NEW YORK – Senate Deputy Leader Michael Gianaris criticized NYCHA’s latest turnaround effort in testimony delivered on December 28 to the agency as they review the Blueprint for Change: Transformation Plan. Senator Gianaris, who represents the Queensbridge, Ravenswood, and Astoria Houses NYCHA developments, expressed concern over the new ownership model, including the proposed Housing Preservation Trust, and the limited public engagement around the plan to date.
Senate Deputy Leader Gianaris said, “This plan was developed without sufficient input from NYCHA residents and creates too much uncertainty about the future of our public housing stock and how it would be managed.
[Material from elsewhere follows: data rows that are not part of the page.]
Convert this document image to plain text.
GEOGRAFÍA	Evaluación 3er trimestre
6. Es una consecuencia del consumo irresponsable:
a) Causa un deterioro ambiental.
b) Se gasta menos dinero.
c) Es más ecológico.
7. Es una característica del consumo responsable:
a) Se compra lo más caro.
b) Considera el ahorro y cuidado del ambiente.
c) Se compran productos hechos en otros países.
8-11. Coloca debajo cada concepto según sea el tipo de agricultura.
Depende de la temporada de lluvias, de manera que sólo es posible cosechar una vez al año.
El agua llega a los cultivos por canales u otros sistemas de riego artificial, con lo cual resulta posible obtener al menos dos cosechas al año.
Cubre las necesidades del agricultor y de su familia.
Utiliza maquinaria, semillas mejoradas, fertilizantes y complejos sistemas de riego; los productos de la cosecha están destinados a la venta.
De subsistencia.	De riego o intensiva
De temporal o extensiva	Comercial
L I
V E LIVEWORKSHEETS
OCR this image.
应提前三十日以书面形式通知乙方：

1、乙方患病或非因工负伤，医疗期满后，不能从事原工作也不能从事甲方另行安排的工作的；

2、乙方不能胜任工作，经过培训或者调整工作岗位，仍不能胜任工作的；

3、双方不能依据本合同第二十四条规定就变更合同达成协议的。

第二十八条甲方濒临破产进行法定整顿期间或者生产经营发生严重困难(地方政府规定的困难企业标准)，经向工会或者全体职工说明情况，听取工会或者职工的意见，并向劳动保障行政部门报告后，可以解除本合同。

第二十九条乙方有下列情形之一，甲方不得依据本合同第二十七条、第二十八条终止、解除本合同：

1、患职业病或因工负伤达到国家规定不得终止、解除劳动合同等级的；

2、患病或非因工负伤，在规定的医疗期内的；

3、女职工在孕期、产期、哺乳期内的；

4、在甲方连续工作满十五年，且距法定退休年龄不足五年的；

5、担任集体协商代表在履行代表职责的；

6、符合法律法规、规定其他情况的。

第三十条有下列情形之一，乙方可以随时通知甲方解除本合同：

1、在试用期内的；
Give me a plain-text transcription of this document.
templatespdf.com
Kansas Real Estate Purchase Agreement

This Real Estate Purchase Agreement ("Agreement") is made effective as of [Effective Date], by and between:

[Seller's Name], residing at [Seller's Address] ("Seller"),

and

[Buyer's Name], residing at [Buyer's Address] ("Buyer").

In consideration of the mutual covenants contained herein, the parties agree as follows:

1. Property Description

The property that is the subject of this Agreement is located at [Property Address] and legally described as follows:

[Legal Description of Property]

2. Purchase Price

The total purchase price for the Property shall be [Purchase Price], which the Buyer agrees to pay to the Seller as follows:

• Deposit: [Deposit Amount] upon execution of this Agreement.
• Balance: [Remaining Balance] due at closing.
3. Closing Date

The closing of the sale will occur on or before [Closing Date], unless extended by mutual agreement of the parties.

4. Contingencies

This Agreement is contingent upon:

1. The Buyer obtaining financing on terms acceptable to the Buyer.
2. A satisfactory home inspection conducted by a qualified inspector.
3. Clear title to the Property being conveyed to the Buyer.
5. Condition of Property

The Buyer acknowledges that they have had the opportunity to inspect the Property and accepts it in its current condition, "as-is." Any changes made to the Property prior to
The desperation to do what is necessary to fix NYCHA should not lead to the adoption of a plan that could make things worse if not developed properly.”
In recent weeks, Senator Gianaris met with numerous NYCHA tenants and leaders who fear NYCHA’s Blueprint for Change plan could push them out of their homes.
Senator Gianaris’ full testimony follows:
“I write to express my opposition to the rushed process being used to implement NYCHA’s Blueprint for Change: Transformation Plan (“The Blueprint”). This plan was developed without sufficient input from NYCHA residents and creates too much uncertainty about the future of our public housing stock and how it would be managed. We can all agree that NYCHA has been failing to provide livable conditions and basic services to its residents, yet the desperation to do what is necessary to fix this injustice should not lead to the adoption of a plan that could make things worse if not developed properly.
The Blueprint seeks to establish a new governance and financial model – the Housing Preservation Trust. Most concerning, it remains unclear to whom this new entity would be accountable and how much public control would truly remain over NYCHA properties. NYCHA’s financial future would also remain unclear, with vague proposals about energy and general savings that do not make clear they would improve the lives of residents, address the impending challenges of climate change, or enhance the agency’s credit-worthiness.
Public involvement in the planning process has been extremely difficult, given the ongoing covid-19 pandemic limiting in-person meetings, tours, testimony, and other more typical engagement efforts. The people most impacted by the proposed changes are the people most left out of the planning process. Feedback is not being heard in a clear, meaningful fashion — a critique I have heard repeatedly from concerned tenants, who have been unable to ask significant questions of NYCHA leadership and are often provided with either dense policy documents or superficial slideshows.
Too many questions surrounding this vague proposal could lead to a deleterious result for New Yorkers. The Trust leaves questions about how much public control will remain over these developments. The financial plan leaves questions about new revenue sources. The reference to energy savings leaves questions about the effect of any such initiatives on the urgent need to combat climate change. And perhaps worst of all, the process used to solicit public input has been hopelessly flawed, cutting out the opinions of those who would be most affected by these changes — the NYCHA residents themselves, who often do not have access to the technology required to respond to your virtual process.
Accordingly, I must express my opposition to moving forward with The Blueprint proposal unless and until the above concerns are addressed.”